Tausende feiern das 20. Brandenburger Wasserfest

11.07.2016 | Fürstenberg

Einmal mehr in eine angesagte Partylocation verwandelte sich am Sonnabend der Fürstenberger Stadtpark. Zur 20. Auflage des Brandenburger Wasserfestes strömten wieder einige tausend Besucher an das Ufer des Schwedtsees.


Schlagerstar hautnah: Nicht nur auf der Bühne sang am Nachmittag Nicole zur Freude des Publikums ihre Lieder. Sie wandelte auch durch die Besucherreihen. Hits wie "Mit dir vielleicht" und "Kaleidoskop" hatte sie im Gepäck.

Das Miteinander von Wasser- und Schützenfest an diesem Tag entwickelt sich zwar noch nicht zur Tradition - davon zu sprechen, wäre nach zwei Jahren zu früh. Aber die Zusammenarbeit, die im Vorjahr anlässlich des 250-jährigen Bestehens der Schützenzunft erstmalig ausprobiert worden war, fand eine Fortsetzung. Und geht es nach Stimmungslage, werden weitere folgen. "Davon profitieren beiden Seiten", sagte Bürgermeister Robert Philipp (parteilos) bei der Begrüßung der Gastvereine auf dem Markt.

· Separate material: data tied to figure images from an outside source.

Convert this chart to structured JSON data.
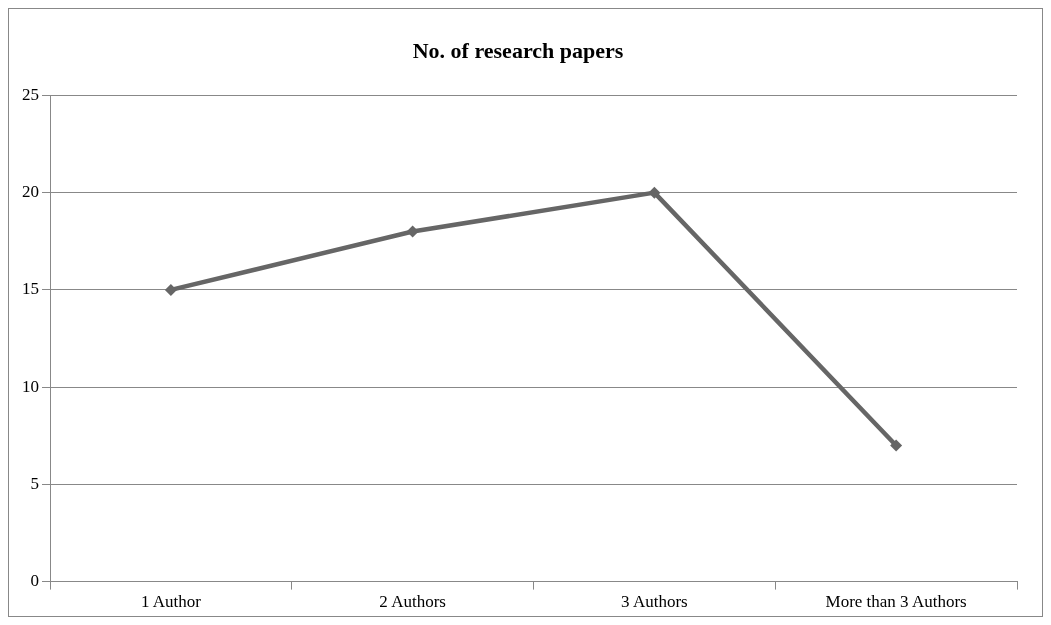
{
  "chart_data": {
    "type": "line",
    "title": "No. of research papers",
    "categories": [
      "1 Author",
      "2 Authors",
      "3 Authors",
      "More than 3 Authors"
    ],
    "series": [
      {
        "color": "#666666",
        "values": [
          15,
          18,
          20,
          7
        ]
      }
    ],
    "ylim": [
      0,
      25
    ],
    "yticks": [
      0,
      5,
      10,
      15,
      20,
      25
    ],
    "grid": "y",
    "legend": false,
    "marker": "diamond",
    "line_style": "solid"
  }
}
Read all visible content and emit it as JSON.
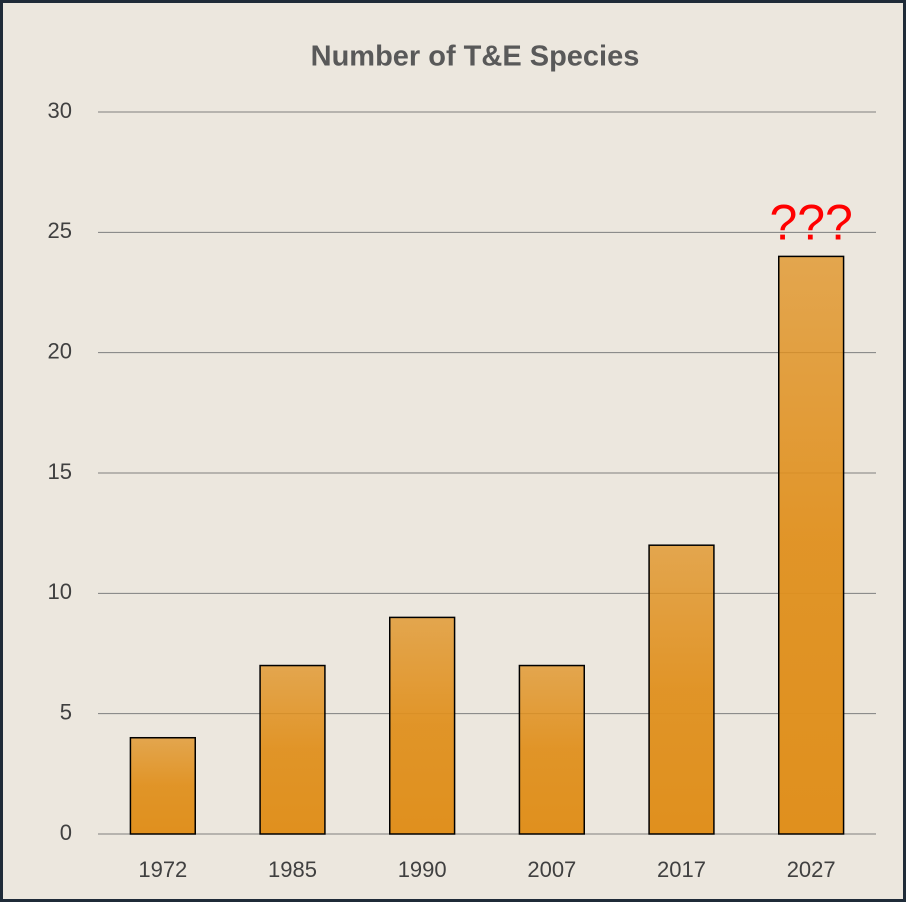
{
  "chart_data": {
    "type": "bar",
    "title": "Number of T&E Species",
    "categories": [
      "1972",
      "1985",
      "1990",
      "2007",
      "2017",
      "2027"
    ],
    "values": [
      4,
      7,
      9,
      7,
      12,
      24
    ],
    "color": "#e0901e",
    "annotation": "???",
    "annotation_color": "#ff0000",
    "ylim": [
      0,
      30
    ],
    "yticks": [
      0,
      5,
      10,
      15,
      20,
      25,
      30
    ],
    "grid": true
  }
}
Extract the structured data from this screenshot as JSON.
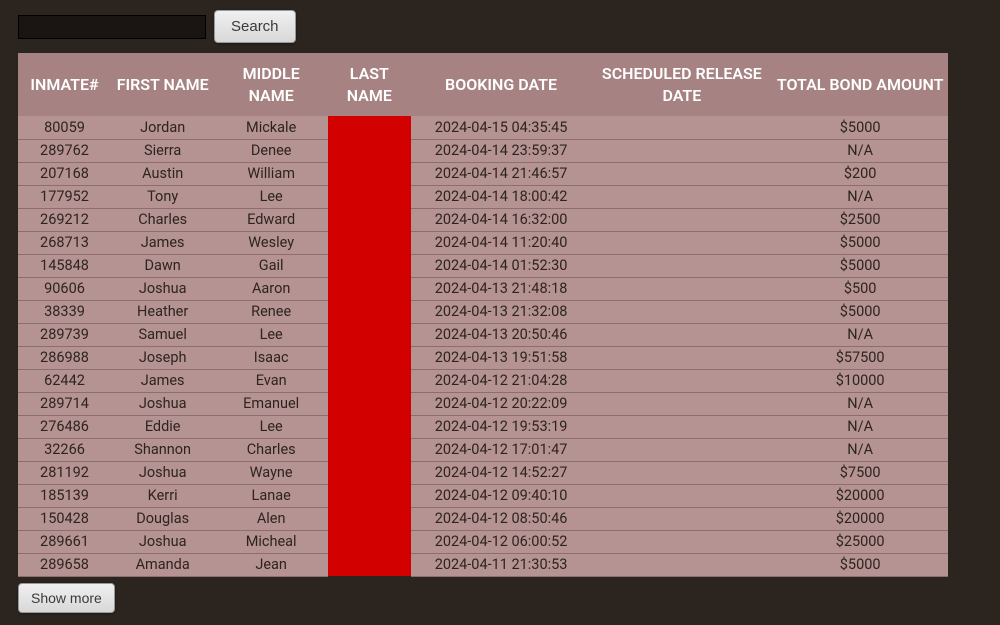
{
  "search": {
    "button_label": "Search",
    "input_value": ""
  },
  "table": {
    "columns": [
      {
        "key": "inmate",
        "label": "INMATE#",
        "class": "col-inmate"
      },
      {
        "key": "first",
        "label": "FIRST NAME",
        "class": "col-first"
      },
      {
        "key": "middle",
        "label": "MIDDLE NAME",
        "class": "col-middle"
      },
      {
        "key": "last",
        "label": "LAST NAME",
        "class": "col-last",
        "redacted": true
      },
      {
        "key": "booking",
        "label": "BOOKING DATE",
        "class": "col-booking"
      },
      {
        "key": "release",
        "label": "SCHEDULED RELEASE DATE",
        "class": "col-release"
      },
      {
        "key": "bond",
        "label": "TOTAL BOND AMOUNT",
        "class": "col-bond"
      }
    ],
    "rows": [
      {
        "inmate": "80059",
        "first": "Jordan",
        "middle": "Mickale",
        "last": "",
        "booking": "2024-04-15 04:35:45",
        "release": "",
        "bond": "$5000"
      },
      {
        "inmate": "289762",
        "first": "Sierra",
        "middle": "Denee",
        "last": "",
        "booking": "2024-04-14 23:59:37",
        "release": "",
        "bond": "N/A"
      },
      {
        "inmate": "207168",
        "first": "Austin",
        "middle": "William",
        "last": "",
        "booking": "2024-04-14 21:46:57",
        "release": "",
        "bond": "$200"
      },
      {
        "inmate": "177952",
        "first": "Tony",
        "middle": "Lee",
        "last": "",
        "booking": "2024-04-14 18:00:42",
        "release": "",
        "bond": "N/A"
      },
      {
        "inmate": "269212",
        "first": "Charles",
        "middle": "Edward",
        "last": "",
        "booking": "2024-04-14 16:32:00",
        "release": "",
        "bond": "$2500"
      },
      {
        "inmate": "268713",
        "first": "James",
        "middle": "Wesley",
        "last": "",
        "booking": "2024-04-14 11:20:40",
        "release": "",
        "bond": "$5000"
      },
      {
        "inmate": "145848",
        "first": "Dawn",
        "middle": "Gail",
        "last": "",
        "booking": "2024-04-14 01:52:30",
        "release": "",
        "bond": "$5000"
      },
      {
        "inmate": "90606",
        "first": "Joshua",
        "middle": "Aaron",
        "last": "",
        "booking": "2024-04-13 21:48:18",
        "release": "",
        "bond": "$500"
      },
      {
        "inmate": "38339",
        "first": "Heather",
        "middle": "Renee",
        "last": "",
        "booking": "2024-04-13 21:32:08",
        "release": "",
        "bond": "$5000"
      },
      {
        "inmate": "289739",
        "first": "Samuel",
        "middle": "Lee",
        "last": "",
        "booking": "2024-04-13 20:50:46",
        "release": "",
        "bond": "N/A"
      },
      {
        "inmate": "286988",
        "first": "Joseph",
        "middle": "Isaac",
        "last": "",
        "booking": "2024-04-13 19:51:58",
        "release": "",
        "bond": "$57500"
      },
      {
        "inmate": "62442",
        "first": "James",
        "middle": "Evan",
        "last": "",
        "booking": "2024-04-12 21:04:28",
        "release": "",
        "bond": "$10000"
      },
      {
        "inmate": "289714",
        "first": "Joshua",
        "middle": "Emanuel",
        "last": "",
        "booking": "2024-04-12 20:22:09",
        "release": "",
        "bond": "N/A"
      },
      {
        "inmate": "276486",
        "first": "Eddie",
        "middle": "Lee",
        "last": "",
        "booking": "2024-04-12 19:53:19",
        "release": "",
        "bond": "N/A"
      },
      {
        "inmate": "32266",
        "first": "Shannon",
        "middle": "Charles",
        "last": "",
        "booking": "2024-04-12 17:01:47",
        "release": "",
        "bond": "N/A"
      },
      {
        "inmate": "281192",
        "first": "Joshua",
        "middle": "Wayne",
        "last": "",
        "booking": "2024-04-12 14:52:27",
        "release": "",
        "bond": "$7500"
      },
      {
        "inmate": "185139",
        "first": "Kerri",
        "middle": "Lanae",
        "last": "",
        "booking": "2024-04-12 09:40:10",
        "release": "",
        "bond": "$20000"
      },
      {
        "inmate": "150428",
        "first": "Douglas",
        "middle": "Alen",
        "last": "",
        "booking": "2024-04-12 08:50:46",
        "release": "",
        "bond": "$20000"
      },
      {
        "inmate": "289661",
        "first": "Joshua",
        "middle": "Micheal",
        "last": "",
        "booking": "2024-04-12 06:00:52",
        "release": "",
        "bond": "$25000"
      },
      {
        "inmate": "289658",
        "first": "Amanda",
        "middle": "Jean",
        "last": "",
        "booking": "2024-04-11 21:30:53",
        "release": "",
        "bond": "$5000"
      }
    ]
  },
  "footer": {
    "show_more_label": "Show more"
  },
  "colors": {
    "page_bg": "#2b241f",
    "header_bg": "#a68282",
    "row_bg": "#b59393",
    "row_border": "#8d6e6e",
    "redacted_bg": "#d30000",
    "header_text": "#ffffff",
    "cell_text": "#2d2420"
  }
}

Viele von ihnen waren nach Fürstenberg gekommen. Aus Zehdenick, Malchow, Templin, Gransee, Spandau, Lychen, Neustrelitz, Wusterhausen, Rüdnitz und Altentreptow waren sie angereist, bereicherten neben den Fürstenberger Vereinen und der Feuerwehr den Umzug und sorgten für lautstarke Unterstützung beim Böllern.

Offiziell eröffnet wurde das Fest am Nachmittag von Brandenburgs Finanzminister und Vize-Ministerpräsident Christian Göhrke (Linke). Nachdem bereits der Bürgermeister den zahlreichen Mitwirkenden seinen Dank ausgesprochen hatte, griff Göhrke das Thema auf. Er lud im Namen der Landesregierung Vertreter von Hunde- sowie Radsportverein nach Potsdam ein. "Stellvertretend für alle, die sich heute mit eingebracht haben", so Göhrke. Nach der Ehrung der besten Gastschützen - Lars Meyhak aus Wusterhausen verteidigte den Pokal - räumte Göhrke die Bühne auch schon wieder, getreu seinem Rezept für ein gelungenes Fest. "Schönes Ambiente, tolles Wetter und kurze Reden".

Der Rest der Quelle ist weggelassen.